SYNTHESIS AND CHARACTERIZATION OF ALKALOID APORPHINE STEPHALAGINE AND ITS DERIVATIVES
Mohammed O. Hasan, Saadon Abdulla Aowda, Ahmed Kareem Obaid Aldulaimi, Hala Shkyair Lihumis, Mohamed BOUAZIZ
Stephalagine was prepared by the reaction of chemical precursor via the formation of (2-(2-bromophenyl)-N-(2-(4-methoxybenzo[d][1,3]dioxol-5-yl)ethyl)acetamide,[M1]) and the formation of a heterocyclic compound (5-(2-bromobenzyl)-9-methoxy-7,8-dihydro-[1,3]dioxolo[4,5-g]isoquinoline, [M2]).

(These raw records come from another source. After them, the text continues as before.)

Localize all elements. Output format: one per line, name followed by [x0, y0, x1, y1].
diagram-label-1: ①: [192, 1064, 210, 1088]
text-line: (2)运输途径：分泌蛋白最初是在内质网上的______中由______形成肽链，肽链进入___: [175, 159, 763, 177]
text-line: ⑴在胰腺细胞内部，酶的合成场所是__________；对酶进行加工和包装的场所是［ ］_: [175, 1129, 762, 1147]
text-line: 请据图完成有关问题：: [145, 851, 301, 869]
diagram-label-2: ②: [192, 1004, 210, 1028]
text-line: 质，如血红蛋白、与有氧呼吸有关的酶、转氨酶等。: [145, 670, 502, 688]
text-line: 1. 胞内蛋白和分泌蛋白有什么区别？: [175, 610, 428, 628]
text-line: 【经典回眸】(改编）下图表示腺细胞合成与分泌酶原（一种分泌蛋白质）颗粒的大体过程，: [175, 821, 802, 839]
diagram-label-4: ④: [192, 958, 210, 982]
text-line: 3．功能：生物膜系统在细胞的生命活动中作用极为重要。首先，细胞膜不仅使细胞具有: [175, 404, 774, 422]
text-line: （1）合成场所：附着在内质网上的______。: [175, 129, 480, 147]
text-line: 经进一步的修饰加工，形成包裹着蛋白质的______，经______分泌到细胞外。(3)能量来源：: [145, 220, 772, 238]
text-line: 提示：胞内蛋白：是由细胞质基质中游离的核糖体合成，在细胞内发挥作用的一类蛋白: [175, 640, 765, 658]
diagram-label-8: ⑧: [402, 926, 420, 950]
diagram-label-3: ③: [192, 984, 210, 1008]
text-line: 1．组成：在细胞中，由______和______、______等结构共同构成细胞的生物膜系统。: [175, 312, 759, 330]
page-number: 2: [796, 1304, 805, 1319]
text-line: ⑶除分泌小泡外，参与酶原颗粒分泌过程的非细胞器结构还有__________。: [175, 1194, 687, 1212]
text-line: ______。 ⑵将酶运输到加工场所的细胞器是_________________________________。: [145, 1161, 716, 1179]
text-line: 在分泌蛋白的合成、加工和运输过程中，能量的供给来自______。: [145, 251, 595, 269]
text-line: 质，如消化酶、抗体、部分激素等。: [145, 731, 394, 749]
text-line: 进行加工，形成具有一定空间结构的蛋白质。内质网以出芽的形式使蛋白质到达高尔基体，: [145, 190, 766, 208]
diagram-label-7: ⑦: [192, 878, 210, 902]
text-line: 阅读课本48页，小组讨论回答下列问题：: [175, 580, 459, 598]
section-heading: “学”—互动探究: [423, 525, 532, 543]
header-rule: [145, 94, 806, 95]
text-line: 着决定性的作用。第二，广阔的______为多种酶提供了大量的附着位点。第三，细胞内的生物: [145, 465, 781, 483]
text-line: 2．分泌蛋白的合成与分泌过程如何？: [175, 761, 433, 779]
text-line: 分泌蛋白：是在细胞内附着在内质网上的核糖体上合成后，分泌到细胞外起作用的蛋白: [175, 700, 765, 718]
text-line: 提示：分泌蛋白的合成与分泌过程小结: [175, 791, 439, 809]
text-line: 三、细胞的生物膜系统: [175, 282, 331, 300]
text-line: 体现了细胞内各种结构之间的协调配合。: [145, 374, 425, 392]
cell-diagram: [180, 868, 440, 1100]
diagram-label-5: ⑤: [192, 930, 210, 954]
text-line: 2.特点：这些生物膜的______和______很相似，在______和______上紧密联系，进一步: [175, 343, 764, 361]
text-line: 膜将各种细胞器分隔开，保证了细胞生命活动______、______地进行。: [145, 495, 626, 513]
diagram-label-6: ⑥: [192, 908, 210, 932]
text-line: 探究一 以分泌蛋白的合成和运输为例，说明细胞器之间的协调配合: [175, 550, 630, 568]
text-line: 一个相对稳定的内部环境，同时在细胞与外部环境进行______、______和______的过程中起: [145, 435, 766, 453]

Reduction of [M2] gave compound ((R)-5-(2-bromobenzyl)-9-methoxy-5,6,7,8-tetrahydro-[1,3]dioxolo[4,5-g]isoquinoline, [M3]) which undergo amidation with (chloro propyl acetate) to give (propyl (R)-2-(5-(2-bromobenzyl)-9-methoxy-7,8-dihydro-[1,3]dioxolo[4,5-g]isoquinolin-6(5H)-yl)acetate, [M4]). Which in turn was converted to (propyl (R)-2-(4-methoxy-5,6,7a,8-tetrahydro-7H-[1,3]dioxolo[4',5':4,5]benzo[1,2,3-de]benzo[g]quinolin-7-yl)acetate, [M5]) via intramoleculer cyclization. The reaction of [M5] with (LiAlH4Me) gave the stephalegine [M6] in good yield. The intermediate compounds and the target molecules were identified by FT-IR spectra, 1HNMR.